While trying to track down what happened to the ships, the Admiralty recorded that they met with Prince of Wales and Enterprise on the waters in Baffin Bay. April 22nd, 1845 was the last time that the crew members were seen alive by Europeans.
What Happened to the Franklin Expedition?
The crews of both ships, as well as the ships themselves, disappeared off the face of the earth in 1848 while searching for the Northwest Passage. Their fates have remained a mystery for centuries. Around thirty expeditions were sent after them, first with the hope of finding someone alive and then out of simple scientific curiosity. There are have been dozens of theories posed as to what happened to the two ships, some more outlandish than others.

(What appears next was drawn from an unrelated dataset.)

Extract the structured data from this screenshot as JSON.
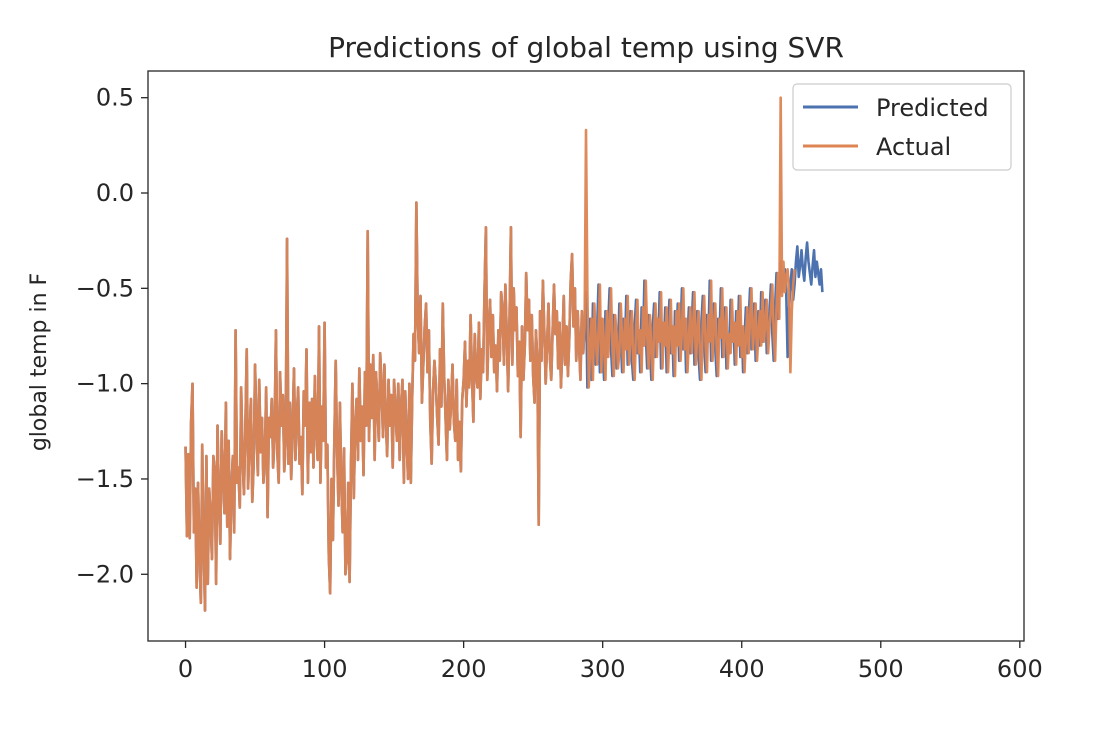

As the search continued for the two ships and their crew, more and more men met their deaths in the terrible conditions of the Arctic. It was not until 1859 that any remains of the men were found. These were accompanied by a log that explained how the two ships became stuck in the ice. The crew labored with the ships for almost two years, trying desperately to get them free. Over this period of time the captain of Erebus, John Franklin, as well as twenty-three crew members died. The log ended in April of 1848 but not before stating that the remaining men set out on foot in an effort to walk across the Arctic.
As scientific research as progressed and the skeletal remains have been studied, it has become clear that one of the main reasons that the men, who should’ve had plenty of supplies for another years, died was due to the state of the tinned food. These cans were hastily prepared and ended up containing a great deal of lead which poisoned the men over months and years of consumption.
May 19, 1845: The Franklin Expedition departed from Greenhithe, near London, England.
July 4, 1845: The ships arrived at the Whale Fish Islands, Greenland.
July 12, 1845: Crew members mailed their last letters home.
July 29 or 31, 1845: HMS Erebus and Terror were sighted in Baffin Bay
Winter 1845 to 1846: The expedition spent its first winter in the Arctic off Beechey Island, three crew members died.
September 1846 to Spring 1848: The ships were surrounded and stuck in ice northwest of King William Island.
June 11, 1847: Sir John Franklin died.
April 22, 1848: The men deserted the ships.
April 25, 1848: The men landed on King William Island, officers left a note stating their plan to walk out.
September 2, 2014: HMS Erebus, is found.
2016: Terror is located in Terror Bay.
(Timeline from historymusem.com)
Image credit: Wyman Laliberte from Edmonton, Canada, Public domain, via Wikimedia Commons
Discovery of the Wreck of the HMS Erebus and Terror
In 1859 a note was found, on a preprinted Admiralty form, that contained information about the fate of the two ships and their men. The first note was written in 1847 and described everything in calm, expected terms. The second note was added a year late in April 1848. It states that twenty-four people, including Franklin, the captain of Erebus had died. The note also describes how the two ships had been abandoned after being trapped in the ice for more than 19 months. The note was found near Victory Point near King William Island. It was there that the men came ashore after abandoning their ships.
The wrecks from the Franklin expedition were discovered in 2014 and 2016, providing answers to some questions but also creating many more. HMS Erebus was discovered by Parks Canada in 2014, Terror was found two years later. Since the two ships have undergone extensive study by the Canadian government and nonprofit groups. The interiors of both ships have been explored extensively over the last several years with hundreds of objects of interest taken from each and brought out for the public to see.